Dealing with that junk is why IP blocks are so attractive, but you end up on the road to structured ASICs and that just leads to misery.
Fair I suppose - but I still think it doesn't contradict my point. I believe that what we need is a general (and smart!) enough language, along with advanced enough and intelligent enough back ends, which should solve the problem. It will obviously take a while, but it's a really quite large area of research at the moment!
In theory it should be possible, but doing so in the general case is a ridiculously hard problem as sliverstorm hints upon.
If I was back at school, this is something I would definitely spend time on.
Some possible ideas:
- Writing different LLVM backends to target the various hardware.
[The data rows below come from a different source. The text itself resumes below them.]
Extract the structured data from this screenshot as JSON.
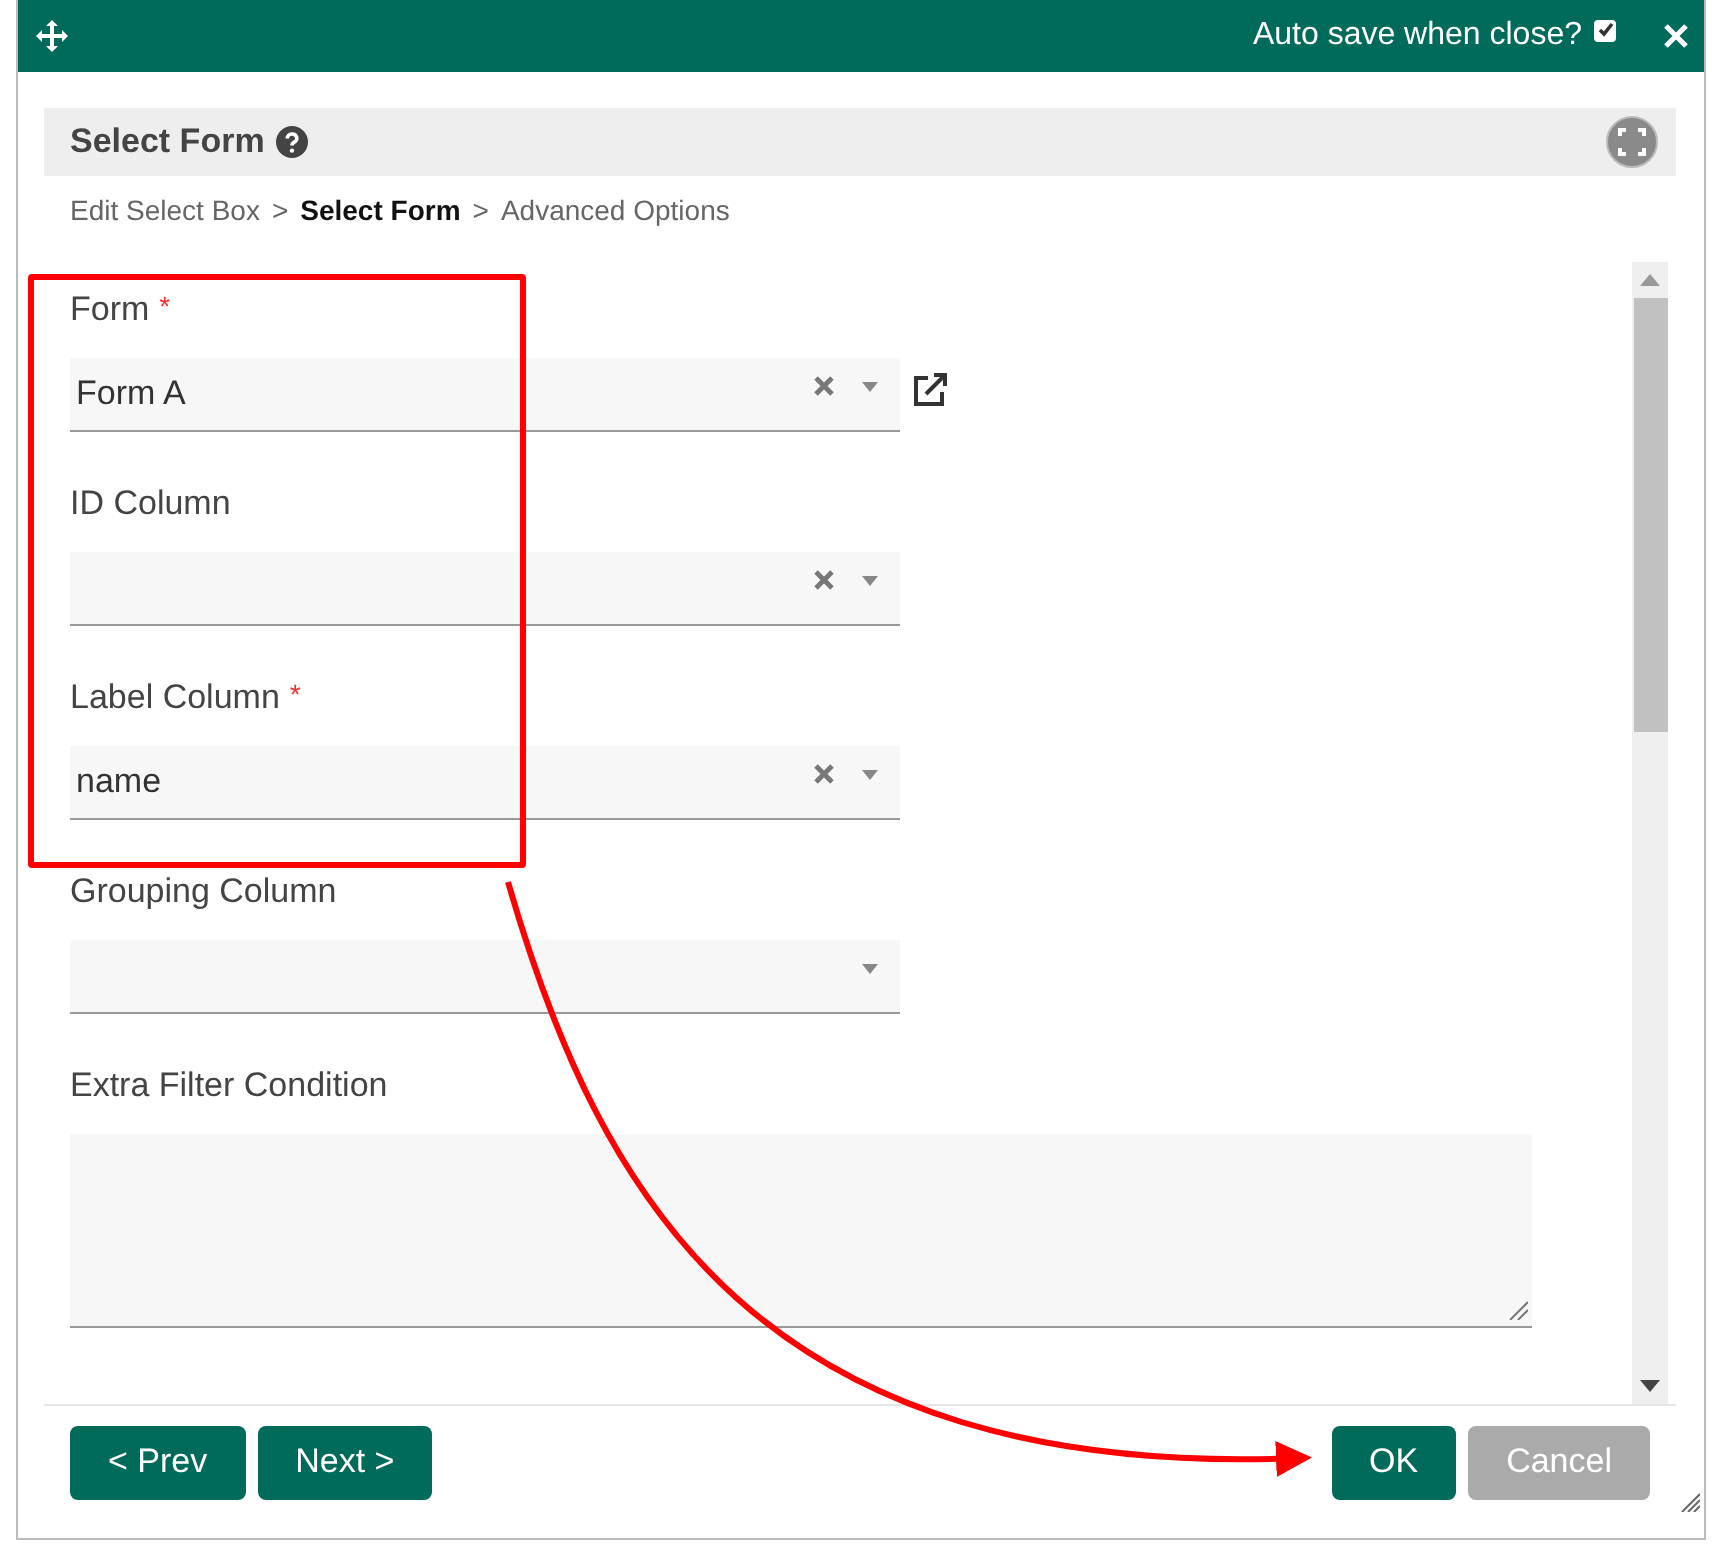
{
  "header": {
    "auto_save_label": "Auto save when close?",
    "auto_save_checked": true
  },
  "panel": {
    "title": "Select Form"
  },
  "breadcrumb": [
    {
      "kind": "crumb",
      "label": "Edit Select Box",
      "selected": false
    },
    {
      "kind": "separator",
      "label": ">"
    },
    {
      "kind": "crumb",
      "label": "Select Form",
      "selected": true
    },
    {
      "kind": "separator",
      "label": ">"
    },
    {
      "kind": "crumb",
      "label": "Advanced Options",
      "selected": false
    }
  ],
  "fields": [
    {
      "kind": "select",
      "label": "Form",
      "required_mark": "*",
      "value": "Form A",
      "clearable": true,
      "open_link": true
    },
    {
      "kind": "select",
      "label": "ID Column",
      "clearable": true
    },
    {
      "kind": "select",
      "label": "Label Column",
      "required_mark": "*",
      "value": "name",
      "clearable": true
    },
    {
      "kind": "select",
      "label": "Grouping Column",
      "clearable": false
    },
    {
      "kind": "textarea",
      "label": "Extra Filter Condition"
    }
  ],
  "nav_buttons": [
    {
      "label": "< Prev",
      "disabled": false
    },
    {
      "label": "Next >",
      "disabled": false
    }
  ],
  "action_buttons": [
    {
      "label": "OK",
      "disabled": false
    },
    {
      "label": "Cancel",
      "disabled": true
    }
  ]
}
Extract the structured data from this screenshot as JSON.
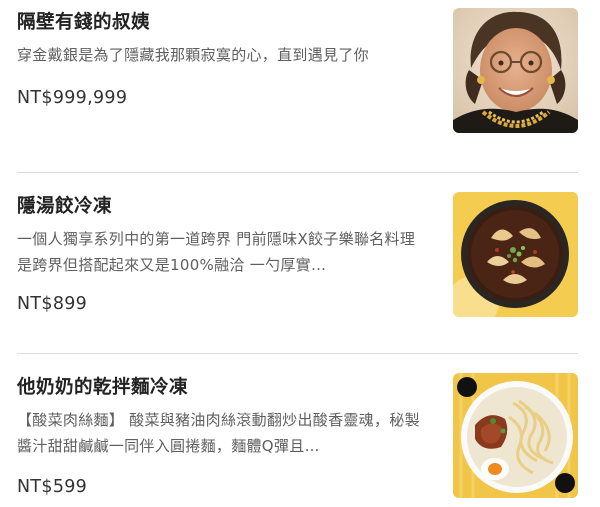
{
  "products": [
    {
      "title": "隔壁有錢的叔姨",
      "description": "穿金戴銀是為了隱藏我那顆寂寞的心，直到遇見了你",
      "price": "NT$999,999",
      "image_icon": "portrait-photo"
    },
    {
      "title": "隱湯餃冷凍",
      "description": "一個人獨享系列中的第一道跨界 門前隱味X餃子樂聯名料理 是跨界但搭配起來又是100%融洽 一勺厚實…",
      "price": "NT$899",
      "image_icon": "dumpling-soup-photo"
    },
    {
      "title": "他奶奶的乾拌麵冷凍",
      "description": "【酸菜肉絲麵】 酸菜與豬油肉絲滾動翻炒出酸香靈魂，秘製醬汁甜甜鹹鹹一同伴入圓捲麵，麵體Q彈且…",
      "price": "NT$599",
      "image_icon": "dry-noodles-photo"
    }
  ],
  "colors": {
    "title": "#222222",
    "description": "#5f5f5f",
    "price": "#333333",
    "divider": "#dcdcdc"
  }
}
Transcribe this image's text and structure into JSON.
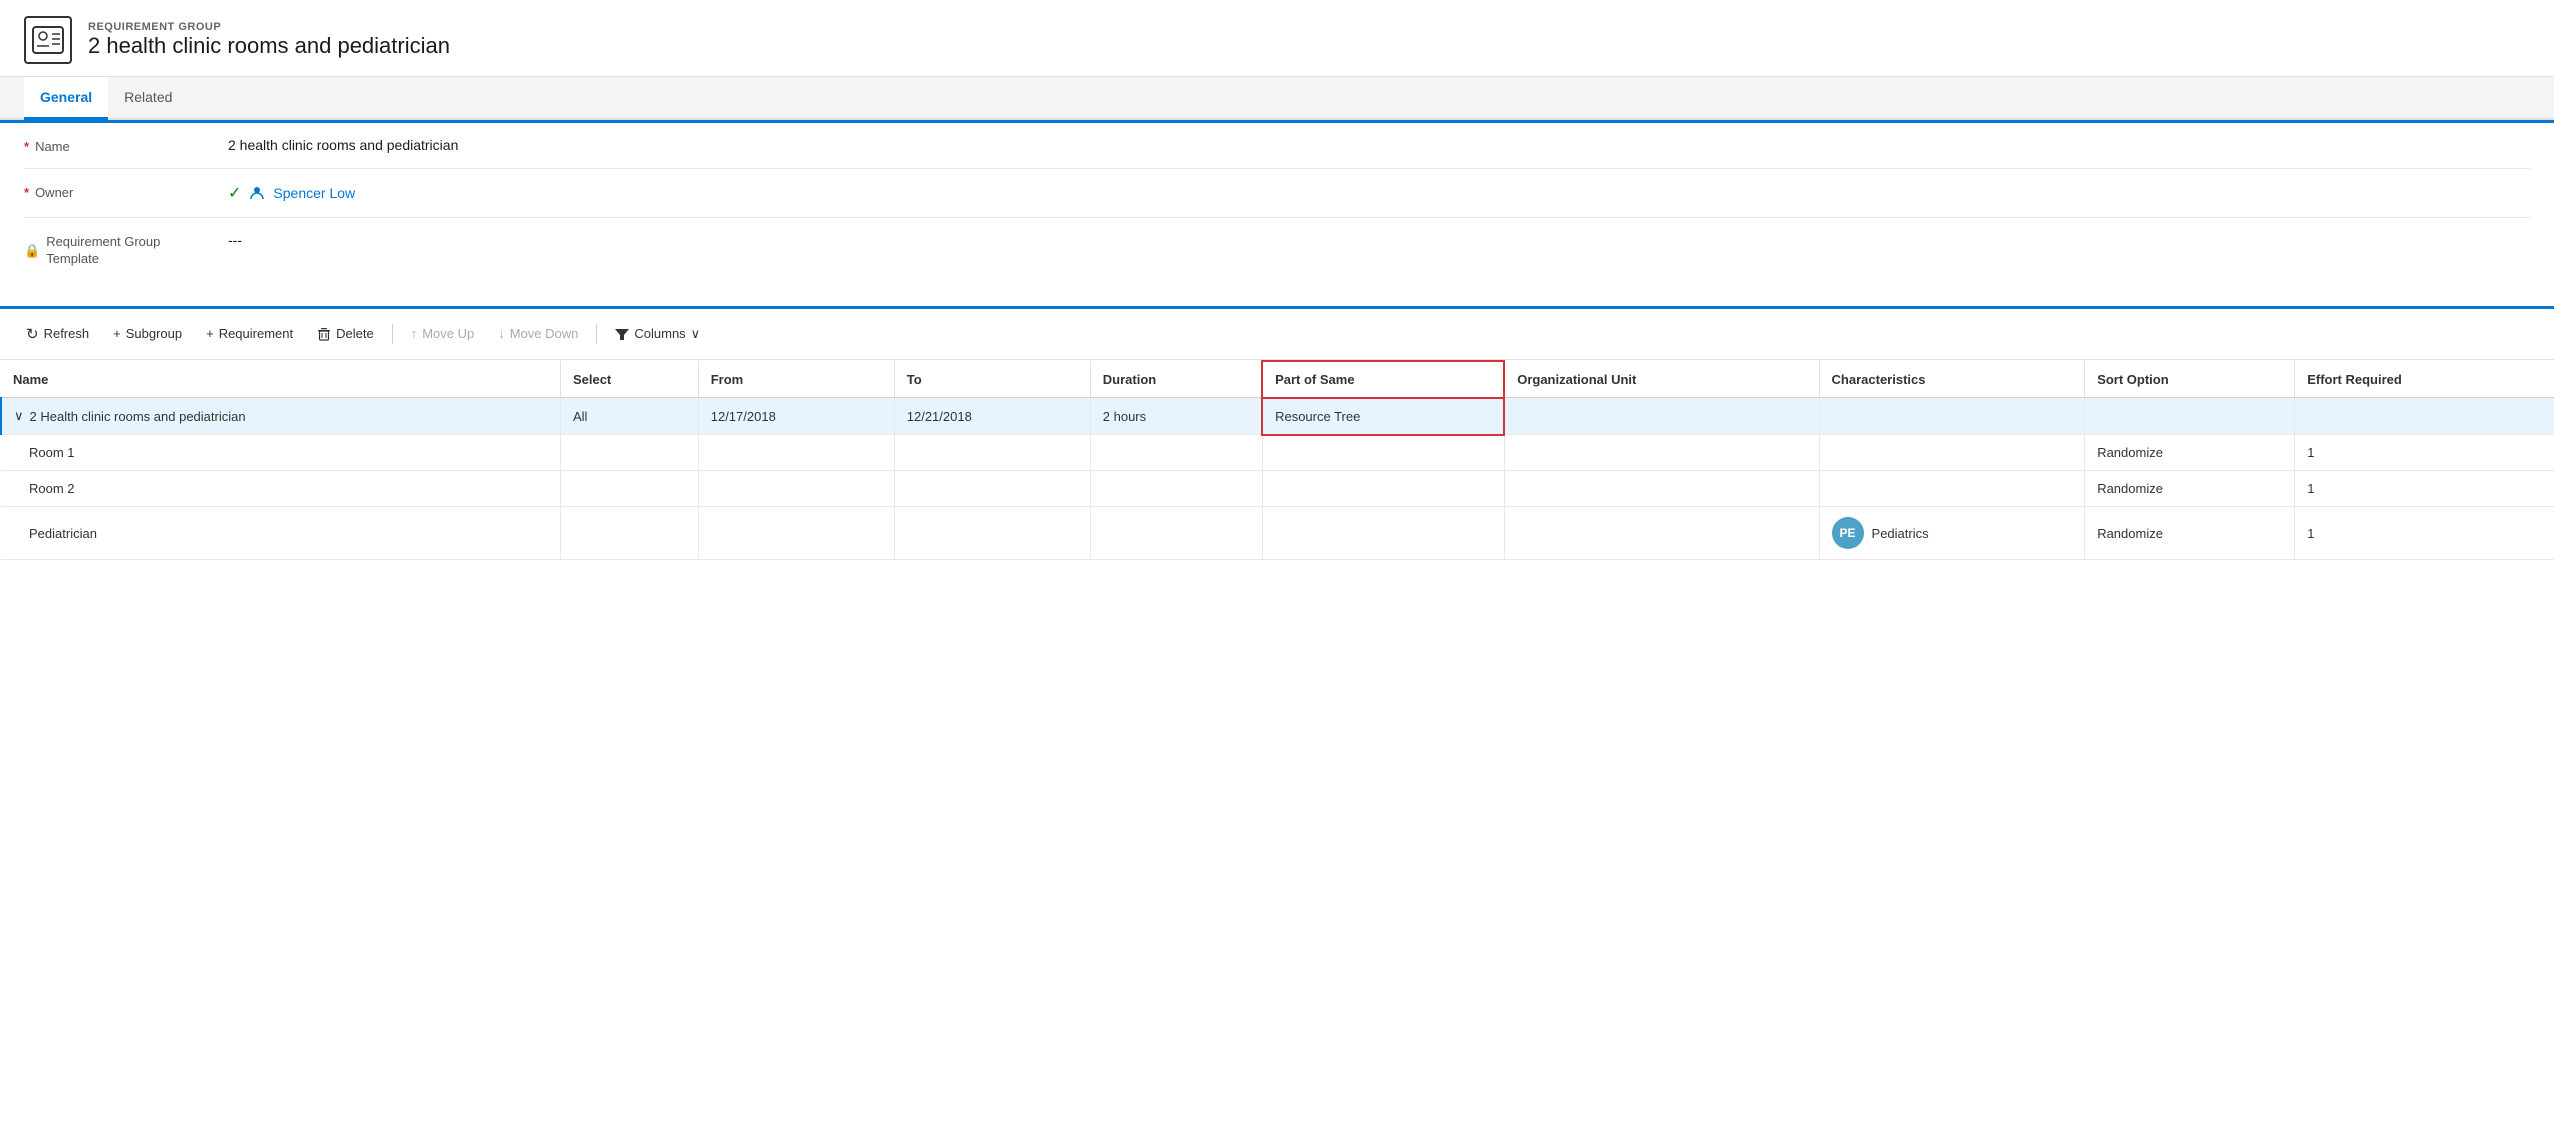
{
  "header": {
    "entity_type": "REQUIREMENT GROUP",
    "title": "2 health clinic rooms and pediatrician"
  },
  "tabs": [
    {
      "id": "general",
      "label": "General",
      "active": true
    },
    {
      "id": "related",
      "label": "Related",
      "active": false
    }
  ],
  "form": {
    "fields": [
      {
        "id": "name",
        "label": "Name",
        "required": true,
        "value": "2 health clinic rooms and pediatrician",
        "type": "text"
      },
      {
        "id": "owner",
        "label": "Owner",
        "required": true,
        "value": "Spencer Low",
        "type": "owner"
      },
      {
        "id": "requirement_group_template",
        "label": "Requirement Group Template",
        "required": false,
        "value": "---",
        "type": "text",
        "has_lock": true
      }
    ]
  },
  "toolbar": {
    "buttons": [
      {
        "id": "refresh",
        "label": "Refresh",
        "icon": "↻",
        "disabled": false
      },
      {
        "id": "subgroup",
        "label": "Subgroup",
        "icon": "+",
        "disabled": false
      },
      {
        "id": "requirement",
        "label": "Requirement",
        "icon": "+",
        "disabled": false
      },
      {
        "id": "delete",
        "label": "Delete",
        "icon": "🗑",
        "disabled": false
      },
      {
        "id": "move_up",
        "label": "Move Up",
        "icon": "↑",
        "disabled": true
      },
      {
        "id": "move_down",
        "label": "Move Down",
        "icon": "↓",
        "disabled": true
      },
      {
        "id": "columns",
        "label": "Columns",
        "icon": "▽",
        "disabled": false
      }
    ]
  },
  "table": {
    "columns": [
      {
        "id": "name",
        "label": "Name"
      },
      {
        "id": "select",
        "label": "Select"
      },
      {
        "id": "from",
        "label": "From"
      },
      {
        "id": "to",
        "label": "To"
      },
      {
        "id": "duration",
        "label": "Duration"
      },
      {
        "id": "part_of_same",
        "label": "Part of Same",
        "highlighted": true
      },
      {
        "id": "org_unit",
        "label": "Organizational Unit"
      },
      {
        "id": "characteristics",
        "label": "Characteristics"
      },
      {
        "id": "sort_option",
        "label": "Sort Option"
      },
      {
        "id": "effort_required",
        "label": "Effort Required"
      }
    ],
    "rows": [
      {
        "id": "group_row",
        "name": "2 Health clinic rooms and pediatrician",
        "indent": 0,
        "expandable": true,
        "selected": true,
        "select": "All",
        "from": "12/17/2018",
        "to": "12/21/2018",
        "duration": "2 hours",
        "part_of_same": "Resource Tree",
        "org_unit": "",
        "characteristics": "",
        "sort_option": "",
        "effort_required": "",
        "badge": null
      },
      {
        "id": "room1",
        "name": "Room 1",
        "indent": 1,
        "expandable": false,
        "selected": false,
        "select": "",
        "from": "",
        "to": "",
        "duration": "",
        "part_of_same": "",
        "org_unit": "",
        "characteristics": "",
        "sort_option": "Randomize",
        "effort_required": "1",
        "badge": null
      },
      {
        "id": "room2",
        "name": "Room 2",
        "indent": 1,
        "expandable": false,
        "selected": false,
        "select": "",
        "from": "",
        "to": "",
        "duration": "",
        "part_of_same": "",
        "org_unit": "",
        "characteristics": "",
        "sort_option": "Randomize",
        "effort_required": "1",
        "badge": null
      },
      {
        "id": "pediatrician",
        "name": "Pediatrician",
        "indent": 1,
        "expandable": false,
        "selected": false,
        "select": "",
        "from": "",
        "to": "",
        "duration": "",
        "part_of_same": "",
        "org_unit": "",
        "characteristics": "Pediatrics",
        "sort_option": "Randomize",
        "effort_required": "1",
        "badge": "PE"
      }
    ]
  },
  "icons": {
    "entity": "👤",
    "chevron_down": "∨",
    "refresh": "↻",
    "delete": "⬜",
    "filter": "▽",
    "lock": "🔒",
    "person": "👤",
    "check": "✓"
  }
}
You still would need some runtime to schedule/organise the tasks.
- A language with a very powerful type system (ie fully dependent) which allows a high level of programmer intent to be extracted by a compiler. (ie we are only doing Multiply-adds on a specific range of doubles, so create an custom fpga for just that)
- Just writing a bunch of libraries which provide nice APIs for the various functions, kinda like NumPy.
I dont think Haskell is suitable. In fact there are very few languages that are. The reason is you need dependent types in order to compete with VHDL when it comes to type safety. I only know of two general purpose languages that support that, Idris and Nimrod (kinda.. Its coming along).
Your work sounds interesting. Contact me at skyfex@gmail.com if you want to exchange more ideas
I agree that haskell isn't smart enough, but I think it's a step in the right direction, in that a lot of constructs seem geared to abstracting away the details of how to perform certain computations, and more about describing what a computation should perform.
Berkeley has Chisel where you write something like C + Scala and you get Verilog for hardware instantiation and C for verification
https://chisel.eecs.berkeley.edu/
I suppose you could, in practice, write modules for simulation in C or C++ and hook it up to the C++ code that the compiler generates. I doubt this is very useful in practice since you can't generate any Verilog from it.